Friday, July 31, 2009

Friday photo

There's apparently a rule of blogging that states that you have to offer some kind of serial post on Fridays - photographs, music compilations, cephalopods, whatever. Hitherto, I have been in blatant violation of this statute.

So, to get back on the right side of the law, here's a random photograph from my collection:

Snoozing otters

In 1995 I was working as the controller at the Bridge Bay marina, a pretty soft and cushy job, if you want to know the truth. Maybe I should have kept it. Anyway, there was a family of otters living in the marina, but you didn't often see them during the height of the summer, they being the skittish creatures that they are.
By September, though, the crowds were getting thin, the weather less reliable, and you might have a very slow day with almost no tourists in the marina. On one of these days, the whole otter family came out to snooze in the sun and I could leave the office to shoot some photos.
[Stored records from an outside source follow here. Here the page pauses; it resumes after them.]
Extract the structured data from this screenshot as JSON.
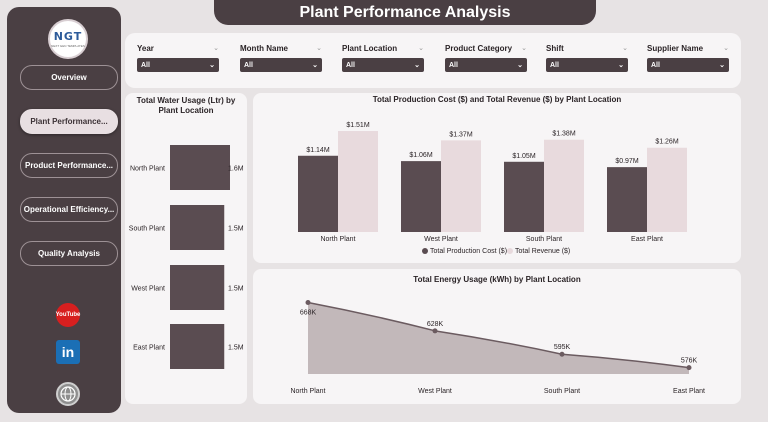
{
  "brand": {
    "logo_text": "NGT",
    "logo_sub": "NEXT GEN TEMPLATES"
  },
  "title": "Plant Performance Analysis",
  "nav": [
    {
      "label": "Overview"
    },
    {
      "label": "Plant Performance...",
      "active": true
    },
    {
      "label": "Product Performance..."
    },
    {
      "label": "Operational Efficiency..."
    },
    {
      "label": "Quality Analysis"
    }
  ],
  "social": {
    "youtube": "YouTube",
    "linkedin": "in"
  },
  "filters": [
    {
      "label": "Year",
      "value": "All"
    },
    {
      "label": "Month Name",
      "value": "All"
    },
    {
      "label": "Plant Location",
      "value": "All"
    },
    {
      "label": "Product Category",
      "value": "All"
    },
    {
      "label": "Shift",
      "value": "All"
    },
    {
      "label": "Supplier Name",
      "value": "All"
    }
  ],
  "colors": {
    "dark": "#4a3f43",
    "bar_dark": "#5a4c51",
    "bar_light": "#e8dadd",
    "area": "#b9adaf",
    "line": "#6b5b60"
  },
  "chart_data": [
    {
      "type": "bar",
      "title": "Total Water Usage (Ltr) by Plant Location",
      "orientation": "horizontal",
      "categories": [
        "North Plant",
        "South Plant",
        "West Plant",
        "East Plant"
      ],
      "values": [
        1.6,
        1.5,
        1.5,
        1.5
      ],
      "value_labels": [
        "1.6M",
        "1.5M",
        "1.5M",
        "1.5M"
      ],
      "unit": "M"
    },
    {
      "type": "bar",
      "title": "Total Production Cost ($) and Total Revenue ($) by Plant Location",
      "categories": [
        "North Plant",
        "West Plant",
        "South Plant",
        "East Plant"
      ],
      "series": [
        {
          "name": "Total Production Cost ($)",
          "values": [
            1.14,
            1.06,
            1.05,
            0.97
          ],
          "labels": [
            "$1.14M",
            "$1.06M",
            "$1.05M",
            "$0.97M"
          ]
        },
        {
          "name": "Total Revenue ($)",
          "values": [
            1.51,
            1.37,
            1.38,
            1.26
          ],
          "labels": [
            "$1.51M",
            "$1.37M",
            "$1.38M",
            "$1.26M"
          ]
        }
      ],
      "ylim": [
        0,
        1.6
      ],
      "legend": "bottom"
    },
    {
      "type": "area",
      "title": "Total Energy Usage (kWh) by Plant Location",
      "categories": [
        "North Plant",
        "West Plant",
        "South Plant",
        "East Plant"
      ],
      "values": [
        668,
        628,
        595,
        576
      ],
      "value_labels": [
        "668K",
        "628K",
        "595K",
        "576K"
      ],
      "ylim": [
        560,
        680
      ]
    }
  ]
}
As the Flickr caption states, these guys could not lie still for more than a few seconds, so the scene was constantly changing and the biggest challenge was to avoid knocking over the tripod while giggling at this little comedy troupe. A flopping otter looks comic enough, with that elongated body, but when they're lying all over each other in a pile, it couldn't be funnier. I didn't have a reload of film available, but I did shoot off the remainder of what was in the camera.

Unfortunately, I don't have all of those slides any more. Living in dorm rooms and moving twice a year kept storage space at a premium and I developed the habit of weeding my photographs ruthlessly. If I had two dozen photographs of an animal, I would keep only the best two or three and pitch the rest. That means I don't have much in the way of 'record' shots, those photos you take just to help recall the time and place. I kept only those photos that struck me as having some artistic merit. One of the advantages of digital images is their easy storage demands; a 100-GB external hard drive takes up less space than even one of the binders that I kept full of slides. Most of these new digital images are rather boring, if not outright crappy, but there's a place for that sort of thing, too. In twenty years, I'll be glad I still have them.

1 comment:

James Hanley said...

Check out my bear photo at PL. The only decent animal picture I've ever taken (except for a few of Russell, if that counts).